Soutien aux propriétaires bailleurs victimes des abus liés au surendettement
Question de :
M. Bernard Chaix
Alpes-Maritimes (3e circonscription) - UDR
M. Bernard Chaix attire l'attention de M. le ministre de l'économie, des finances et de la souveraineté industrielle et numérique sur la situation des propriétaires bailleurs confrontés aux effets collatéraux des procédures de surendettement initiées par certains locataires. En effet, il a été porté à sa connaissance le cas d'un propriétaire qui, tout en assumant le remboursement d'un prêt immobilier et le paiement des charges liées à son bien, est confronté à un locataire placé sous procédure de surendettement par la Banque de France.

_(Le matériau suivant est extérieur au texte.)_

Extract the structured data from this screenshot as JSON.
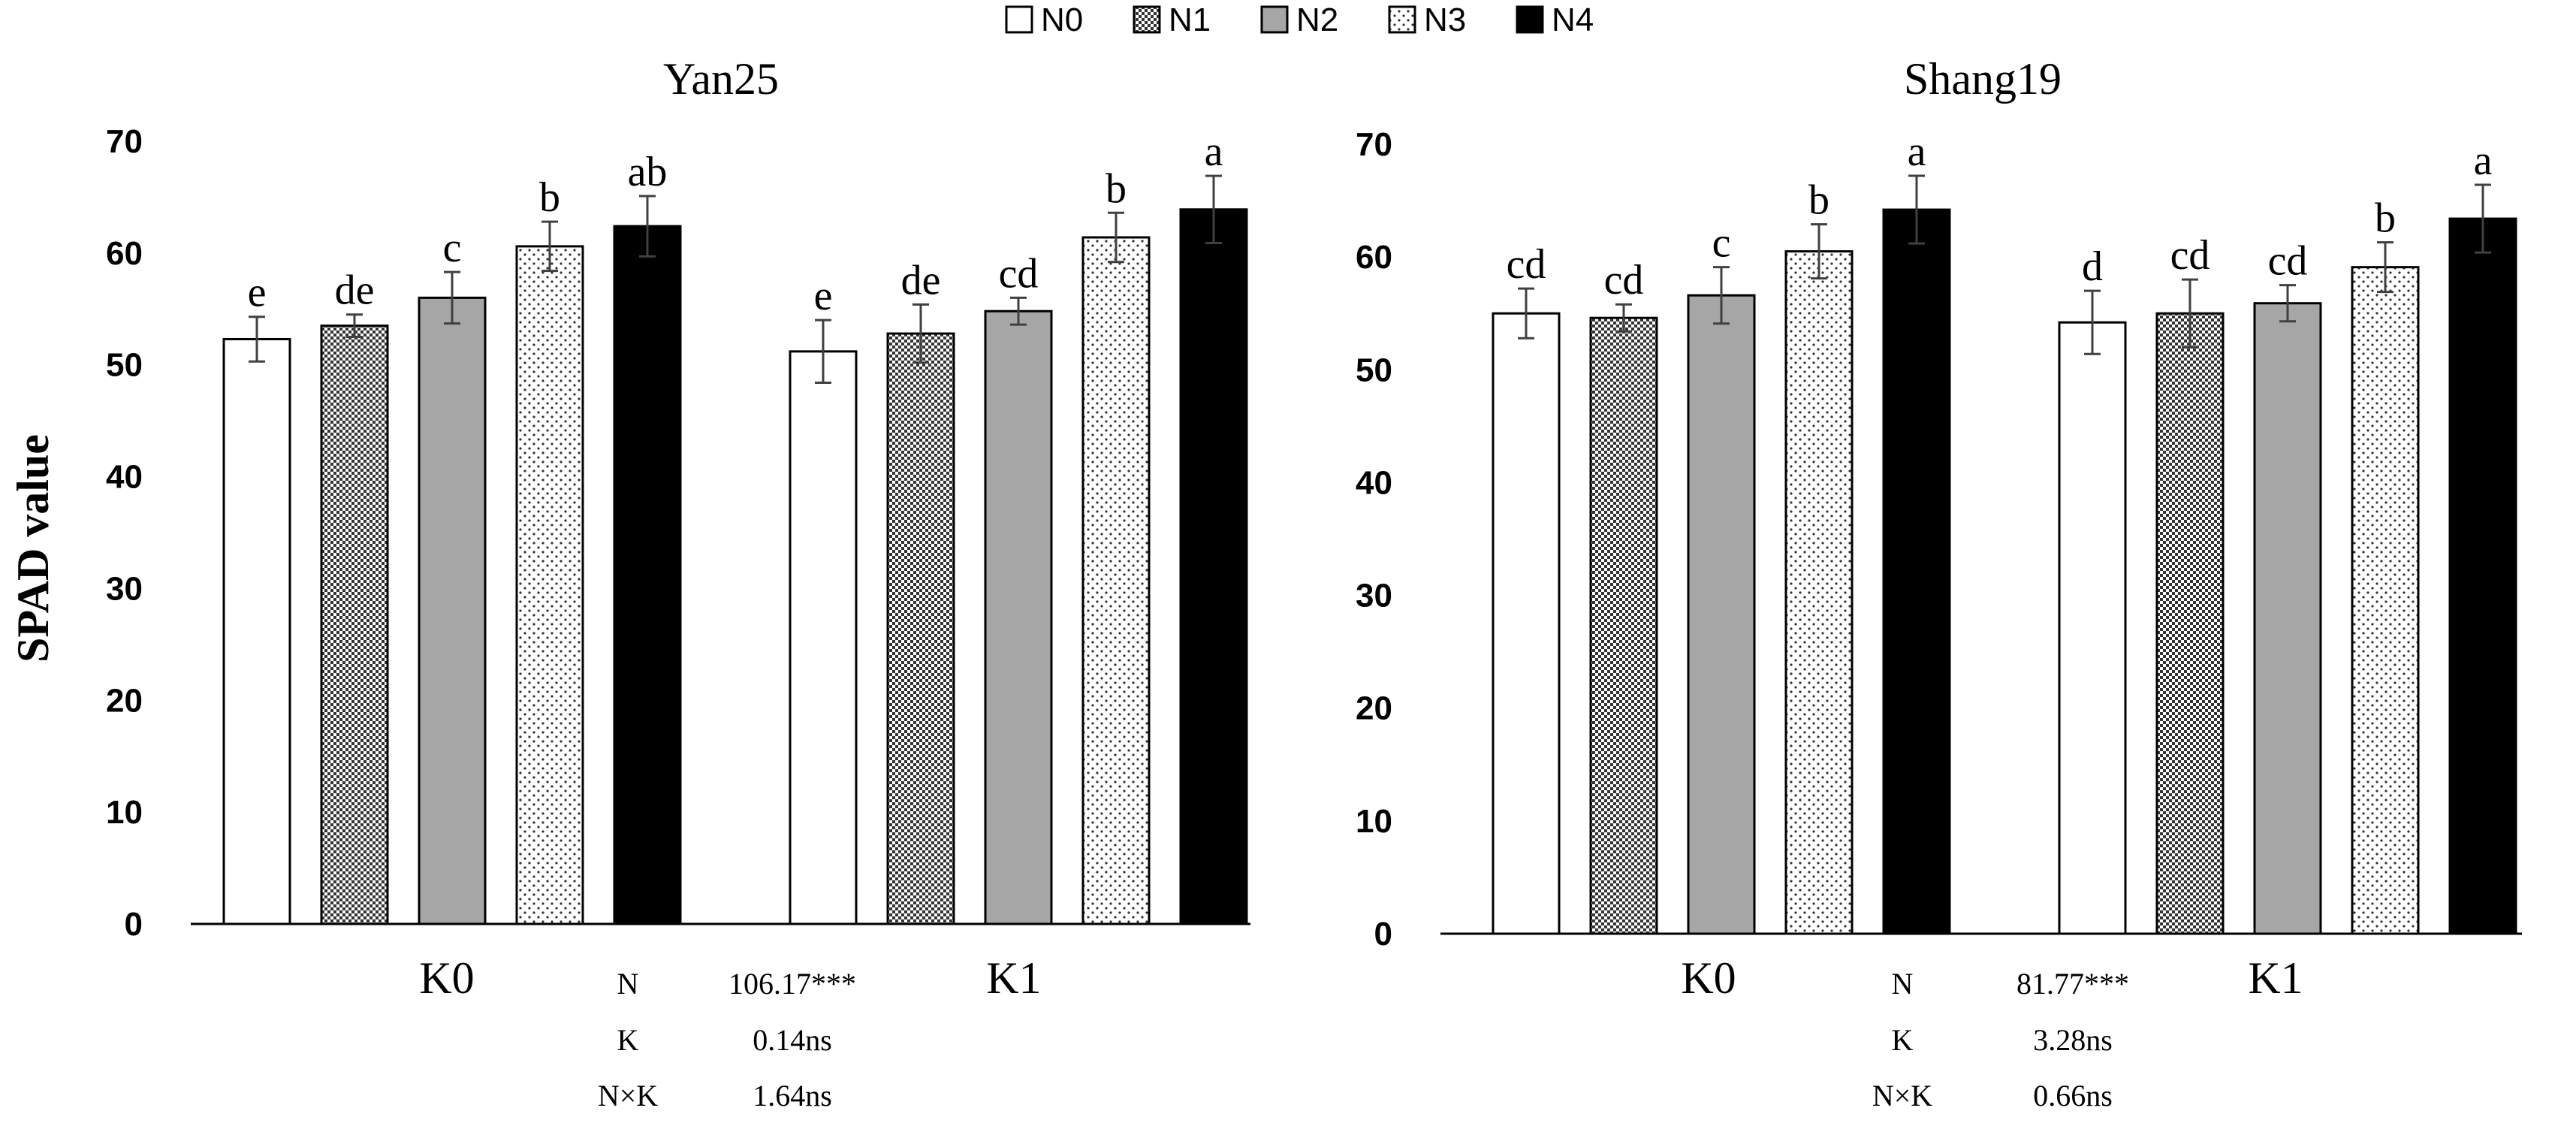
{
  "legend": [
    {
      "key": "N0",
      "fill": "white"
    },
    {
      "key": "N1",
      "fill": "checker"
    },
    {
      "key": "N2",
      "fill": "gray"
    },
    {
      "key": "N3",
      "fill": "dots"
    },
    {
      "key": "N4",
      "fill": "black"
    }
  ],
  "colors": {
    "bar_gray": "#a6a6a6",
    "bar_black": "#000000",
    "outline": "#000000",
    "errorbar": "#404040"
  },
  "ylabel": "SPAD value",
  "chart_data": [
    {
      "type": "bar",
      "title": "Yan25",
      "ylabel": "SPAD value",
      "ylim": [
        0,
        70
      ],
      "yticks": [
        "0",
        "10",
        "20",
        "30",
        "40",
        "50",
        "60",
        "70"
      ],
      "categories": [
        "K0",
        "K1"
      ],
      "series": [
        {
          "name": "N0",
          "values": [
            52.3,
            51.2
          ],
          "errors": [
            2.0,
            2.8
          ],
          "letters": [
            "e",
            "e"
          ]
        },
        {
          "name": "N1",
          "values": [
            53.5,
            52.8
          ],
          "errors": [
            1.0,
            2.6
          ],
          "letters": [
            "de",
            "de"
          ]
        },
        {
          "name": "N2",
          "values": [
            56.0,
            54.8
          ],
          "errors": [
            2.3,
            1.2
          ],
          "letters": [
            "c",
            "cd"
          ]
        },
        {
          "name": "N3",
          "values": [
            60.6,
            61.4
          ],
          "errors": [
            2.2,
            2.2
          ],
          "letters": [
            "b",
            "b"
          ]
        },
        {
          "name": "N4",
          "values": [
            62.4,
            63.9
          ],
          "errors": [
            2.7,
            3.0
          ],
          "letters": [
            "ab",
            "a"
          ]
        }
      ],
      "anova": [
        {
          "factor": "N",
          "value": "106.17***"
        },
        {
          "factor": "K",
          "value": "0.14ns"
        },
        {
          "factor": "N×K",
          "value": "1.64ns"
        }
      ]
    },
    {
      "type": "bar",
      "title": "Shang19",
      "ylabel": "",
      "ylim": [
        0,
        70
      ],
      "yticks": [
        "0",
        "10",
        "20",
        "30",
        "40",
        "50",
        "60",
        "70"
      ],
      "categories": [
        "K0",
        "K1"
      ],
      "series": [
        {
          "name": "N0",
          "values": [
            55.0,
            54.2
          ],
          "errors": [
            2.2,
            2.8
          ],
          "letters": [
            "cd",
            "d"
          ]
        },
        {
          "name": "N1",
          "values": [
            54.6,
            55.0
          ],
          "errors": [
            1.2,
            3.0
          ],
          "letters": [
            "cd",
            "cd"
          ]
        },
        {
          "name": "N2",
          "values": [
            56.6,
            55.9
          ],
          "errors": [
            2.5,
            1.6
          ],
          "letters": [
            "c",
            "cd"
          ]
        },
        {
          "name": "N3",
          "values": [
            60.5,
            59.1
          ],
          "errors": [
            2.4,
            2.2
          ],
          "letters": [
            "b",
            "b"
          ]
        },
        {
          "name": "N4",
          "values": [
            64.2,
            63.4
          ],
          "errors": [
            3.0,
            3.0
          ],
          "letters": [
            "a",
            "a"
          ]
        }
      ],
      "anova": [
        {
          "factor": "N",
          "value": "81.77***"
        },
        {
          "factor": "K",
          "value": "3.28ns"
        },
        {
          "factor": "N×K",
          "value": "0.66ns"
        }
      ]
    }
  ]
}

Cette situation entraîne une suspension, voire une annulation partielle des dettes locatives, sans considération suffisante pour la situation financière du bailleur, qui se retrouve ainsi privé de loyers indispensables à l'équilibre de son budget, voire au maintien de sa solvabilité. Ce déséquilibre, amplifié par le contexte actuel de crise du secteur immobilier, fragilise l'investissement locatif, pourtant essentiel pour répondre à la demande de logements. Il soulève en particulier une problématique de justice économique entre les parties : alors que certaines personnes surendettées continuent de maintenir un train de vie aisé, les bailleurs, eux, sont laissés sans recours effectif ni soutien institutionnel. Aussi, il lui demande si le Gouvernement envisage de réformer le régime du surendettement, notamment en y intégrant un mécanisme de protection ou de compensation financière pour les propriétaires bailleurs impactés, afin d'éviter leur basculement dans la précarité et de préserver un marché locatif déjà mis à mal.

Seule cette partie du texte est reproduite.